People who think you can just get by with English in Berlin are mistaken, which makes me more and more glad I took the 8 weeks to glean a bit of German as I settle in. It's fine if you're a tourist, as there are always English speakers in the hotels and some restaurants, the museums and major sights. But life abroad is not turning out to be one prolonged tourist stay. I must deal with the necessities of life here just as I do at home - and for now this IS home - and that requires German. I am very happy to have struggled through the classes on banking, the post office, body parts, weather, travel, and occupations. We even had an ex tempore lesson in dog poop one day, a subject not covered in our workbook.

With my shiny new level B.1.1 German vocabulary I have been able to negotiate the following, where English has not been an option:

• speaking with a veterinary assistant to describe Maggie's ailment and make an appointment;
• purchasing a used washing machine with a one-year warranty; including delivery and installation;
• getting Maggie and me registered with two different city departments;
• getting help with my internet surf stick (my building is not yet set up for DSL);
• haggling over the price of a mirror at the flea market (netted me 10 Euros off! I still think I overpaid);
• getting a haircut and maintaining a conversation with the operator;
• discussing cold remedies with the practitioner at the Apotheke and getting myself dosed;
• making purchases at Oktoberfest stalls;
• getting a customer card for my grocery store;
• talking to people at the dog park.

I don't mean to imply that I am in any way fluent. I stumble and stutter, mispronounce, misuse, misunderstand, and generally abuse this new tool of mine. I suffer especially from the frustration of having enough language to do these basic things, but not enough to make real conversation or understand everything I read. A friend of mine from class said it best when he said, "I'll be glad when I can make a sentence that doesn't just use nouns," and although we've moved beyond that Tarzan-speak by now, it still feels like I'm swinging gracelessly through the trees, whacking into things, and thumping my chest to make myself understood. It's great fun.

Sunday, October 18, 2009

Church Bells

It is Sunday morning, my eighth weekend here. There are several churches nearby and their bells are ringing, as they do several times a day, every day. I am no longer a churchgoer but I love the sound of these bells; not musical - too much iron for that, but confident and comforting somehow, and infinitely more satisfying than the electric carillon that spews Protestant hymns from a certain church at home, which I find maudlin and intrusive. The bells here give me the same sensation I get when the furnace kicks on - it feels like someone is home and taking care of things. They also remind me of my favorite Christmas record ever, one that must be almost as old as I am, an album my mother had, called "Christmas in Europe," and which was one of the few old family LPs we saved after she died. It begins and ends with a peal of bells, ostensibly from a picturesque European church akin to these. Pavlov would love my elevated heart rate and daily anticipation of opening presents.

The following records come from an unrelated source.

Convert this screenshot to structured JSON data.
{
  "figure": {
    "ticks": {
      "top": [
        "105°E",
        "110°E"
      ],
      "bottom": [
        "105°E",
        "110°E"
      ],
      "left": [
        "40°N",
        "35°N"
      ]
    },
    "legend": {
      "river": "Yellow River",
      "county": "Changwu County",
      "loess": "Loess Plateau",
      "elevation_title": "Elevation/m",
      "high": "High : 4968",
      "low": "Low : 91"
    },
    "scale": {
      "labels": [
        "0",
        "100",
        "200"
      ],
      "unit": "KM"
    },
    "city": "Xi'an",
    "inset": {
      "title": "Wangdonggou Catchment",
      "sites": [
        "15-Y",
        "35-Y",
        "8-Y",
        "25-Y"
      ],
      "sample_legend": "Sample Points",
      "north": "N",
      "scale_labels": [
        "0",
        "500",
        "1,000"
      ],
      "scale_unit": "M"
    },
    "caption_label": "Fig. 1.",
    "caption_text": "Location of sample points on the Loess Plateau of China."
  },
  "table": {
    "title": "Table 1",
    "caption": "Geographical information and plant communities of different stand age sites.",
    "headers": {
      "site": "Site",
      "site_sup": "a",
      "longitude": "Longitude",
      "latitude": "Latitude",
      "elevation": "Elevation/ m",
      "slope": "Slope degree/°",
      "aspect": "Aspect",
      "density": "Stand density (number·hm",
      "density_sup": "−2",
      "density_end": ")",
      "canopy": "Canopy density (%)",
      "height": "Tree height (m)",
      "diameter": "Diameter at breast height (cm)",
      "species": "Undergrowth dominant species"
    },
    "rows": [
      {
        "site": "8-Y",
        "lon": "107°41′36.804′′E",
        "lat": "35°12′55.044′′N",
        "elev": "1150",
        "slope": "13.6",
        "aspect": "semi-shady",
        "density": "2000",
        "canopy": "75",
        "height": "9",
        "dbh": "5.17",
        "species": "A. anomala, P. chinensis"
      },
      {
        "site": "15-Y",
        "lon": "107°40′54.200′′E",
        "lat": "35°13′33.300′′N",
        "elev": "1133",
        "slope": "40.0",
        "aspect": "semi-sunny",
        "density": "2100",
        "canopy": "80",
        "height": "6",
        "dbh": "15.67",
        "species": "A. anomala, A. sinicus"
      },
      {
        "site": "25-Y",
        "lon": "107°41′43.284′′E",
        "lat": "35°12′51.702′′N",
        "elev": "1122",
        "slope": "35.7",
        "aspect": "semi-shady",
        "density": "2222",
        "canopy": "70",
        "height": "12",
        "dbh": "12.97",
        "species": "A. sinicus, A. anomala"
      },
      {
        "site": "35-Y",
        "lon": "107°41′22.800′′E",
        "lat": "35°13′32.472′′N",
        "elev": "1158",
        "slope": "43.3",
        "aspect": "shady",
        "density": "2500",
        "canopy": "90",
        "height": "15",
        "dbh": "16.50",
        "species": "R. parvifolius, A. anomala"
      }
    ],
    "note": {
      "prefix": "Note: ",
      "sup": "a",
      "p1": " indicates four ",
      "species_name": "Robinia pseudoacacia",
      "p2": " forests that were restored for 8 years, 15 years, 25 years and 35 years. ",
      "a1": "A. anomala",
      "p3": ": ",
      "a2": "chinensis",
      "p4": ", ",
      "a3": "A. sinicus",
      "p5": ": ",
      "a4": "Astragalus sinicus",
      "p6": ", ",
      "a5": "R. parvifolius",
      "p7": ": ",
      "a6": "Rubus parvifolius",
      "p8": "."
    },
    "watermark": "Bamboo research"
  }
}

It is unlikely that I will attend church again in response to the (Heaven help me) appealing beckoning of the bells. In addition to my antipathy towards religion in general (a diatribe just waiting to happen) I admit to a certain cultural prejudice against German churchgoing in particular, instilled in me no doubt by my early and frequent exposure to this line from "The Mikado", whose eponymous personage makes a fanciful use of the institution as a sublime punishment:

All prosy dull society sinners who chatter and bleat and bore
Are sent to hear sermons by mystical Germans who preach from ten till four.


What I set out to write about, however, is not church at all, but the sense of community for which I continually search and am sometimes successful in finding. The church bells remind me of my yearning to belong. If I were a Christian, finding a church community here would be the first thing I would do. There's one almost literally in my back yard, so it wouldn't be hard. But Christian I am not, so I resist the bells and their invitation, and will seek community elsewhere.

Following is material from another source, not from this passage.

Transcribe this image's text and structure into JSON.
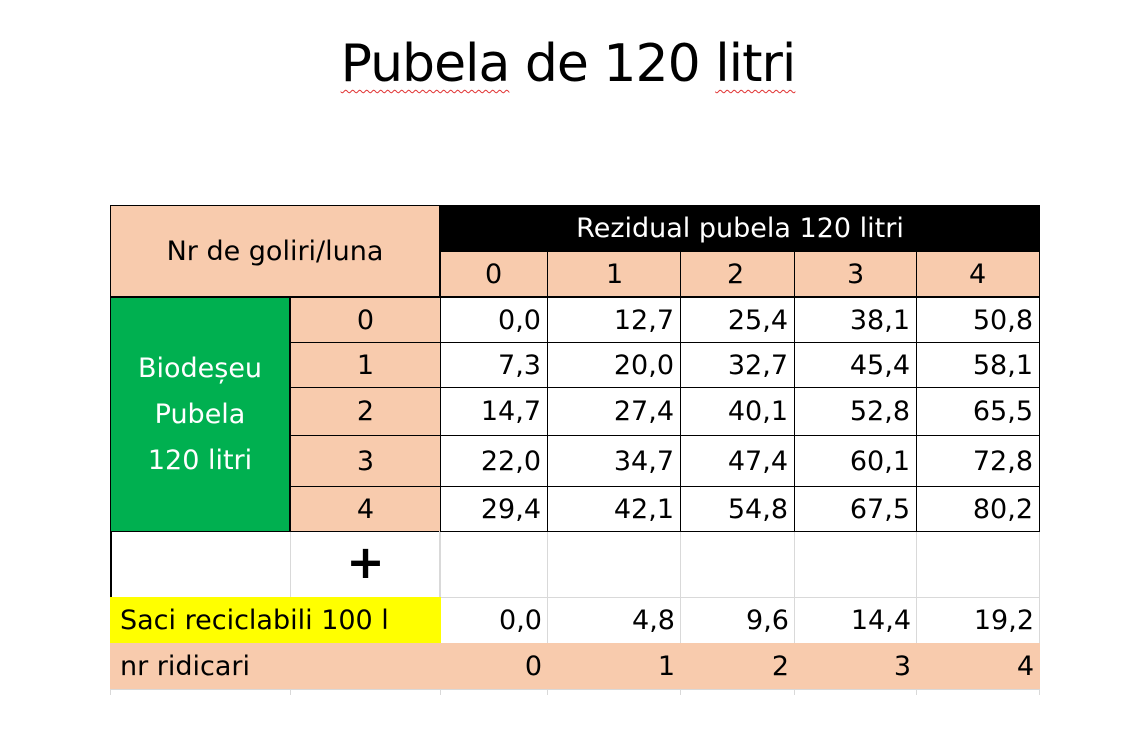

I have had some great experiences feeling part of a community. I have encountered it in workplaces, neighborhoods, volunteer organizations, boards and committees, and in groups as varied as concert band and my Goethe Institute German class. The German class is now coming to a close - just two days left! - and with it my sense of daily connection with a place and the only group of people I have come to know so far in Berlin.

I will find other groups to ramble around in. Perhaps a painting class or a less intensive language course, a women's group or even a music ensemble. I could try dog obedience, or a book group. An exercise class or a lecture series. But none of these will have bells to tell me where to go. Churches at least let you know they are there.